British Prime Minister Tony Blair touched down in Georgia tonight for the G8 summit of world leaders, confident that United Nations agreement on a new resolution on Iraq was only hours away.

Blair confident over Iraq resolution

British Prime Minister Tony Blair touched down in Georgia tonight for the G8 summit of world leaders, confident that United Nations agreement on a new resolution on Iraq was only hours away.

British officials said their hopes were high that negotiations in New York would bear fruit later tonight.
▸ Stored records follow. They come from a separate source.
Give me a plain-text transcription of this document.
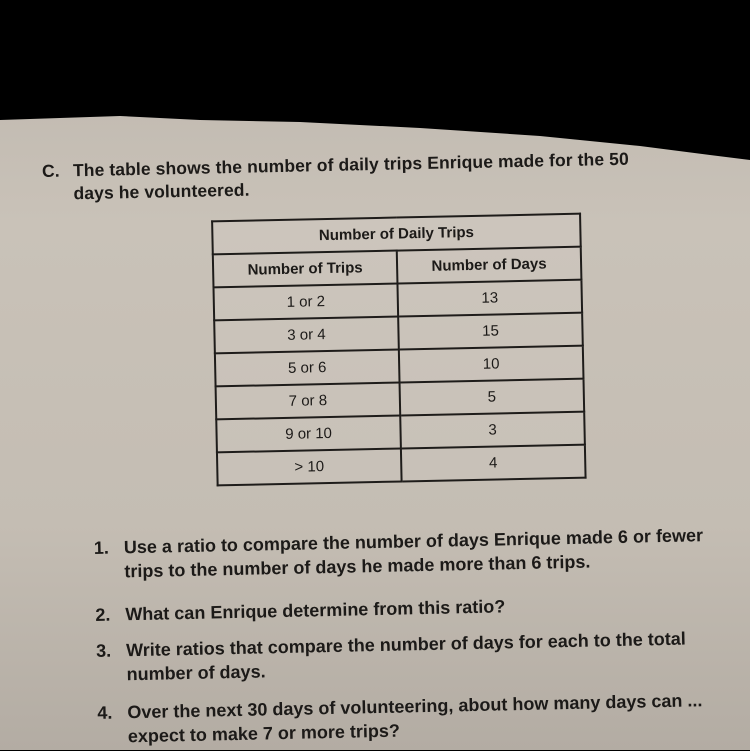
C. The table shows the number of daily trips Enrique made for the 50 days he volunteered.
Number of Daily Trips	
Number of Trips	Number of Days
1 or 2	13
3 or 4	15
5 or 6	10
7 or 8	5
9 or 10	3
> 10	4
1. Use a ratio to compare the number of days Enrique made 6 or fewer trips to the number of days he made more than 6 trips.
2. What can Enrique determine from this ratio?
3. Write ratios that compare the number of days for each to the total number of days.
4. Over the next 30 days of volunteering, about how many days can ... expect to make 7 or more trips?
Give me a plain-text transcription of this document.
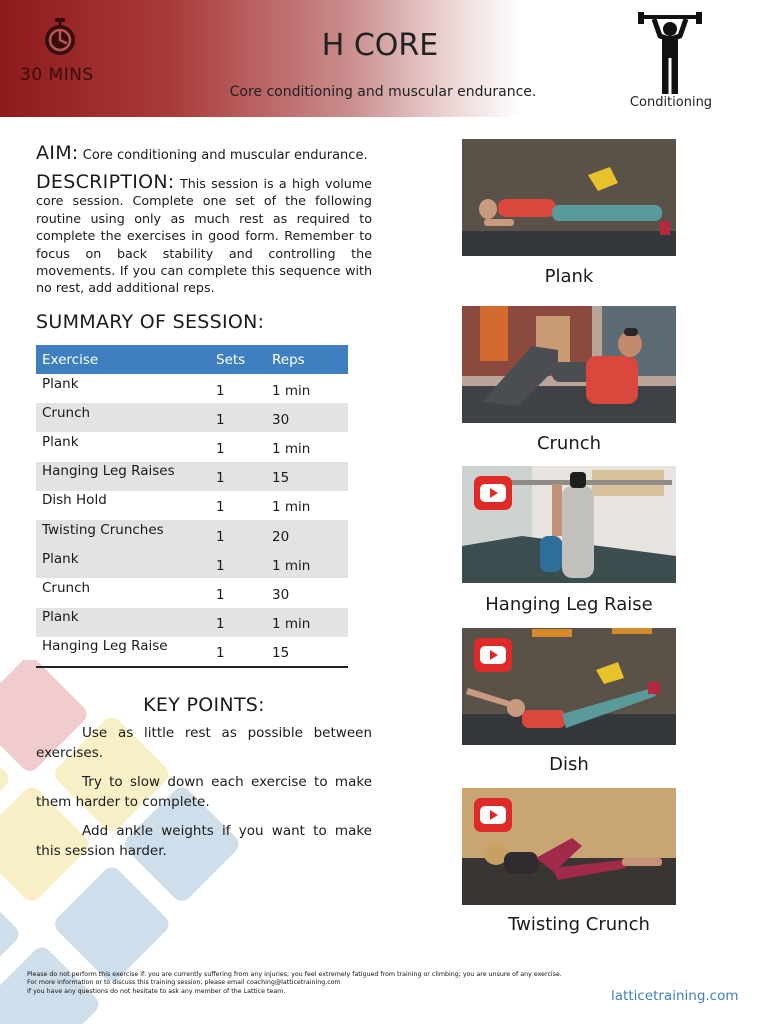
30 MINS
H CORE
Core conditioning and muscular endurance.
Conditioning
AIM: Core conditioning and muscular endurance.
DESCRIPTION: This session is a high volume core session. Complete one set of the following routine using only as much rest as required to complete the exercises in good form. Remember to focus on back stability and controlling the movements. If you can complete this sequence with no rest, add additional reps.
SUMMARY OF SESSION:
Exercise	Sets	Reps
Plank	1	1 min
Crunch	1	30
Plank	1	1 min
Hanging Leg Raises	1	15
Dish Hold	1	1 min
Twisting Crunches	1	20
Plank	1	1 min
Crunch	1	30
Plank	1	1 min
Hanging Leg Raise	1	15
KEY POINTS:
Use as little rest as possible between exercises.
Try to slow down each exercise to make them harder to complete.
Add ankle weights if you want to make this session harder.
Plank
Crunch
Hanging Leg Raise
Dish
Twisting Crunch
Please do not perform this exercise if: you are currently suffering from any injuries; you feel extremely fatigued from training or climbing; you are unsure of any exercise.
For more information or to discuss this training session, please email coaching@latticetraining.com
If you have any questions do not hesitate to ask any member of the Lattice team.	latticetraining.com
Agreement on a UN Security Council resolution endorsing plans for the handover of sovereignty in Iraq would provide the perfect diplomatic backdrop to the G8 summit, as world leaders began arriving on remote Sea Island, near Savannah, Georgia.

Mr Blair was tonight having talks with his Japanese and Canadian counterparts before a working dinner of heads of government and breakfast talks tomorrow with President George Bush.
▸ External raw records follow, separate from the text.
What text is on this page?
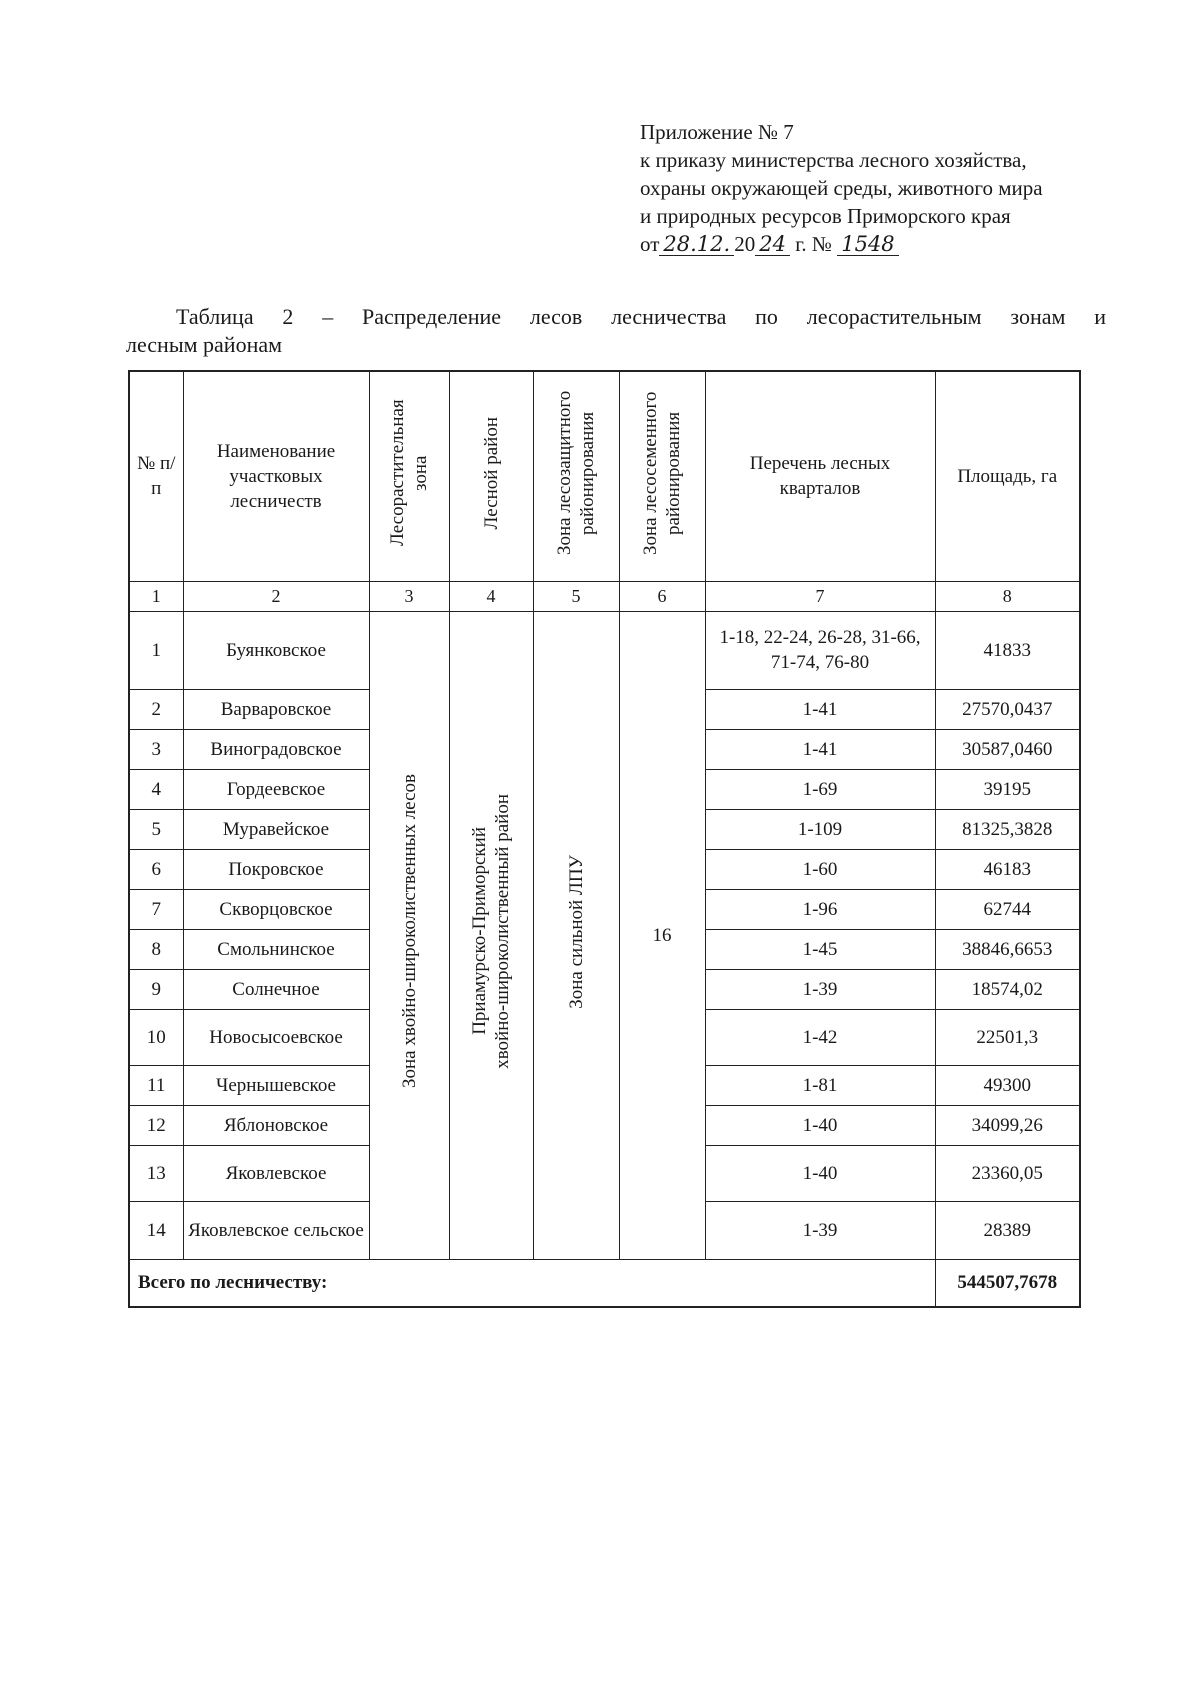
Приложение № 7
к приказу министерства лесного хозяйства,
охраны окружающей среды, животного мира
и природных ресурсов Приморского края
от 28.12. 20 24 г. № 1548
Таблица 2 – Распределение лесов лесничества по лесорастительным зонам и
лесным районам
№ п/п	Наименование участковых лесничеств	Лесорастительная зона	Лесной район	Зона лесозащитного районирования	Зона лесосеменного районирования	Перечень лесных кварталов	Площадь, га
1	2	3	4	5	6	7	8
1	Буянковское	Зона хвойно-широколиственных лесов	Приамурско-Приморский хвойно-широколиственный район	Зона сильной ЛПУ	16	1-18, 22-24, 26-28, 31-66, 71-74, 76-80	41833
2	Варваровское					1-41	27570,0437
3	Виноградовское					1-41	30587,0460
4	Гордеевское					1-69	39195
5	Муравейское					1-109	81325,3828
6	Покровское					1-60	46183
7	Скворцовское					1-96	62744
8	Смольнинское					1-45	38846,6653
9	Солнечное					1-39	18574,02
10	Новосысоевское					1-42	22501,3
11	Чернышевское					1-81	49300
12	Яблоновское					1-40	34099,26
13	Яковлевское					1-40	23360,05
14	Яковлевское сельское					1-39	28389
Всего по лесничеству:							544507,7678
The annual gathering of leaders of the largest industrial democracies -- the US, UK, Canada, France, Germany, Italy, Japan and Russia – is also set to focus on the Middle East and Africa.

A host of regional leaders have been invited to special sessions of talks, from South Africa’s Thabo Mbeki to King Abdullah of Jordan.

Measures to help debt relief in Africa and to press social, economic and political reform in the wider Middle East are expected to be agreed at the gathering which ends on Thursday afternoon.

But the focus tonight was on the UN and Iraq, with hopes high of unanimous backing for a new Security Council resolution.

Mr Blair’s official spokesman told reporters travelling with the premier that that would mark a milestone in international relations on Iraq.

“That’s a very important message. The message is the world is united behind an interim Iraqi government,” he said.

“We believe that real progress has been made in New York. We believe there is a consensus.”

Final talks securing the UN deal are believed to have taken place while Mr Bush visited France for the D-Day commemorations, and he had private talks with President Jacques Chirac before heading to Normandy.

American officials said then that Mr Chirac had expressed the view that there could now be unanimity in the UN Security Council.